Мишку, который улетел в небо, создал художник Чижиков, один из непосредственных коллег Кабакова и моего отца, человек из их цеха, график и иллюстратор детских книг. Это сопровождалось небольшим скандальчиком. Кто-то Чижикову нашептал, что американский художник, который перед этим создал эмблему для американской Олимпиады, получил энное количество миллионов долларов. Чижиков стал скромно намекать начальству, что он не прочь бы получить даже не миллионы долларов, но хотя бы какие-то деньги за мишку, после чего с ним очень ласково поговорили люди в штатском и объяснили, что, как советский человек, он должен как можно глубже себе в жопу засунуть все такого рода мечты. Конечно, с общечеловеческой точки зрения люди в штатском были неправы, но с какой-то сакральной точки зрения понятно, почему они так говорили. Советская власть могла бы подкинуть за мишку какую-нибудь квартирку, машину «жигули» или хоть что-то заплатить, потому что не заплатили реально ничего. Но упорное нежелание советской власти чем-либо вознаградить Чижикова объяснялось бессознательным пониманием сакральности его деяния, которое должно быть безвозмездным. За такое не платят, по сакральным представлениям. Это участие в мистерии, участие в сакраментальном, глубинном действе, и поэтому художник, которому дозволено прикоснуться к такого рода материям, должен быть счастлив и благодарен уже просто за то, что ему позволили к этому прикоснуться.

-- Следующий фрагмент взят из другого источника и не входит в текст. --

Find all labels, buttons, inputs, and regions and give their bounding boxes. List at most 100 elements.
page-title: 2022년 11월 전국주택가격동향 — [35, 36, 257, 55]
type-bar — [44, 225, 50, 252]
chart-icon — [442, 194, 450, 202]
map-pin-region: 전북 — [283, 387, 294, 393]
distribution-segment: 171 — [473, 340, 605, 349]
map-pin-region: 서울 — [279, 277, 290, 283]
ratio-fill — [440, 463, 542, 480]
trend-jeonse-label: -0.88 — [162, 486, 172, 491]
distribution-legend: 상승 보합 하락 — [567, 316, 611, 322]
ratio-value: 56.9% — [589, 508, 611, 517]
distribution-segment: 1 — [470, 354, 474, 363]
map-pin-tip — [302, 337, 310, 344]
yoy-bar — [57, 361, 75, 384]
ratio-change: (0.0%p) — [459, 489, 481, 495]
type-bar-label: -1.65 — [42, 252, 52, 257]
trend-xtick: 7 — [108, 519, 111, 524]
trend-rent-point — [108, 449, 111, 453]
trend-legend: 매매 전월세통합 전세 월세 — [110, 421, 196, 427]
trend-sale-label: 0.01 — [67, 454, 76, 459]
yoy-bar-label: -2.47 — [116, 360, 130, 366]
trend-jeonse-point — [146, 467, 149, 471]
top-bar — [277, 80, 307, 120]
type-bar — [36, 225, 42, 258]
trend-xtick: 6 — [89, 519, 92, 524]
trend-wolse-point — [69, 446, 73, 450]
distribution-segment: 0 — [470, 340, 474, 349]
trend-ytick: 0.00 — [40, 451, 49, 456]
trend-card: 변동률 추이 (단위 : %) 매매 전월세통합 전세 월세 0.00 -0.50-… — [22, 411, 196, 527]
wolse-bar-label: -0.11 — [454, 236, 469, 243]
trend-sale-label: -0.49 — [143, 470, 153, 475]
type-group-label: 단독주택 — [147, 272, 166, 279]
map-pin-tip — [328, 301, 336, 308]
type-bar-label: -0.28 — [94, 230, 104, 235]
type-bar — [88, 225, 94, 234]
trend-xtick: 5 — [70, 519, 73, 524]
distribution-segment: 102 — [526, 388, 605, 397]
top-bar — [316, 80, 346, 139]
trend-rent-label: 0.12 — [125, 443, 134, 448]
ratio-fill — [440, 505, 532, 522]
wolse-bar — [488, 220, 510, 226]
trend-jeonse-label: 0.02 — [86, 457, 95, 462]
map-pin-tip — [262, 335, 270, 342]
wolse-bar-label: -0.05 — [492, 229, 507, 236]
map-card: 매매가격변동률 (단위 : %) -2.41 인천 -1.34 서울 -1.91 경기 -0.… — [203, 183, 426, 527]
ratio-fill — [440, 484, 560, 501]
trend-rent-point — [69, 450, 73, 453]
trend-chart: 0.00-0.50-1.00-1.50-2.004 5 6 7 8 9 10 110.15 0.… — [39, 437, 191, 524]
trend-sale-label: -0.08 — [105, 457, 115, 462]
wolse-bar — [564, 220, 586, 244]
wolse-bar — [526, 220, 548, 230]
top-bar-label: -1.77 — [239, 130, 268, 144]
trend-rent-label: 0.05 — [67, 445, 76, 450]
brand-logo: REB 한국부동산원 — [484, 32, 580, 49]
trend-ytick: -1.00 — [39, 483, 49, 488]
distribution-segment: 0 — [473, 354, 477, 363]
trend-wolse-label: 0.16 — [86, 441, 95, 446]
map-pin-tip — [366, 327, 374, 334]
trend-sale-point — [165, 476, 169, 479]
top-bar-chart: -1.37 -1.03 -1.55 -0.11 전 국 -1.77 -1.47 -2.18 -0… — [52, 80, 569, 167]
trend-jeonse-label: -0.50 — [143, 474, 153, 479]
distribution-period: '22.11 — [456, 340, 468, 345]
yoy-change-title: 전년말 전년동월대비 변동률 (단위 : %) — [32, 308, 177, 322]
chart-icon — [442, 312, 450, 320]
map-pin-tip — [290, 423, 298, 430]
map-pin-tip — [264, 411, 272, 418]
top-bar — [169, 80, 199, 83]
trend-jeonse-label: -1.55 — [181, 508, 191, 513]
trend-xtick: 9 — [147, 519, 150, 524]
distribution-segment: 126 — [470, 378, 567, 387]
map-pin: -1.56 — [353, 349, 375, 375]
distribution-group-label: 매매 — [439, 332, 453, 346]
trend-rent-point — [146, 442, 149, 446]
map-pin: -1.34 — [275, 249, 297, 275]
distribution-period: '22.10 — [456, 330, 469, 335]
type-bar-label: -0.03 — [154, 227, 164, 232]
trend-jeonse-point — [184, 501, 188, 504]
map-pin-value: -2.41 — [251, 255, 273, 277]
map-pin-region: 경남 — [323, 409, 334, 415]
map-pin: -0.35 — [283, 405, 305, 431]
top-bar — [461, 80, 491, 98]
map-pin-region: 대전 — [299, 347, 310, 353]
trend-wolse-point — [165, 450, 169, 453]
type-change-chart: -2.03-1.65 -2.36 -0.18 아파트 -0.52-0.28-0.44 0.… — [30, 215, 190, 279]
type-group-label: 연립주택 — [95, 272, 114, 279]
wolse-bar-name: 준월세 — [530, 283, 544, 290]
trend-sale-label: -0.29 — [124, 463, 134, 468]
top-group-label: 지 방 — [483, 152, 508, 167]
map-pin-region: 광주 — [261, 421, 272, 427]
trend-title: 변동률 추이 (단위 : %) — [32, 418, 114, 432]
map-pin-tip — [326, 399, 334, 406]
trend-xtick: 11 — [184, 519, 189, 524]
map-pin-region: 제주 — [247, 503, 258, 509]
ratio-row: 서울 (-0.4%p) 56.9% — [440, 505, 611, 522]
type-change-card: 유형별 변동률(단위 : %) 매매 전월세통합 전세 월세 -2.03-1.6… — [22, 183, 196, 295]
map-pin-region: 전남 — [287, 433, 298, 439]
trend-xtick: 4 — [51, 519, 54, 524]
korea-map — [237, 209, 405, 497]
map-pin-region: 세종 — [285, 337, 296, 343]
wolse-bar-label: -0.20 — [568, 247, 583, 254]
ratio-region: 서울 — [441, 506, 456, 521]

Таким образом, мишка, украшенный переплетающимися кольцами, улетел, а Илья Кабаков, коллега создателя мишки, бросился осваивать советскую эстетику. Тут и возник тот грандиозный пласт работ, который впоследствии принес Кабакову славу и признание на Западе. Это и инсталляции, связанные с коммуналкой, мусорные романы, «Человек, улетевший в космос». Это тот самый человек, которым только что был или почти был сам Илья в период нашего совместного пребывания в Паланге. Там возникло ощущение, что он уже сидит на этой катапульте, и стоит сделать последнее, решающее движение, нажать на какую-то кнопку, и он действительно улетит в космос. Но он этого движения не сделал. Вместо этого он превратил этого человека в персонажа, персонажа окружил инсталляцией, выстроил комнату, покрытую полностью изнутри советскими плакатами. При этом он еще очень интересно комментировал расположение этих плакатов, соотнося их со структурой иконостаса в православном храме.
Кроме этого интереса к советскому, его спасло, удержало от провала в тотальный галлюциноз панковское начало. Тогда, да и сейчас, он, наверное, не стал бы идентифицироваться со словом «панк». Тем не менее он панк. Как и Монастырский, которого тоже спасло это панковское начало. В случае Кабакова это помогло предотвратить безумие, в случае Монастырского это помогло из него выбраться. В любом случае сознание советского панка, или, иначе, просто хулигана, пришло на помощь. Все мы были частью советского хулиганского мира, мира шпаны. Даже прочитав двадцать пять шкафов книг, в советском мире ты всё равно оставался шпаной. Неважно, что ты не стоишь за гаражом с «Беломором» и пивом, а, скажем, читаешь Шопенгауэра. От этого ничего не меняется, ты всё равно со своим сраным Шопенгауэром в руках, точно так же, как с «Беломором» и с пивом, стоишь за каким-то метафизическим гаражом и продолжаешь оставаться шпаной. Это обстоятельство является целительным и спасительным во многих ситуациях.
Я обожаю этих двух людей, Илью и Моню, они были моими учителями. Это мерцание между духовидцем и панком, между нагвалем и шпаной. Это вдохновляло меня. Мне казалось абсолютно естественным находиться в режиме этого мерцания. Точно так же обстояло дело и с Сережей Ануфриевым. Когда мы объединили наши усилия и возникла группа «Медгерменевтика», эстетика и практика этой группы строились именно на этом мерцании. Во всех мирах мы вели себя достаточно оголтело. Монастырский в «Каширском шоссе» называл себя «атеистическим шпионом на разных уровнях небес», мы же могли себя назвать «шпаной на небесах».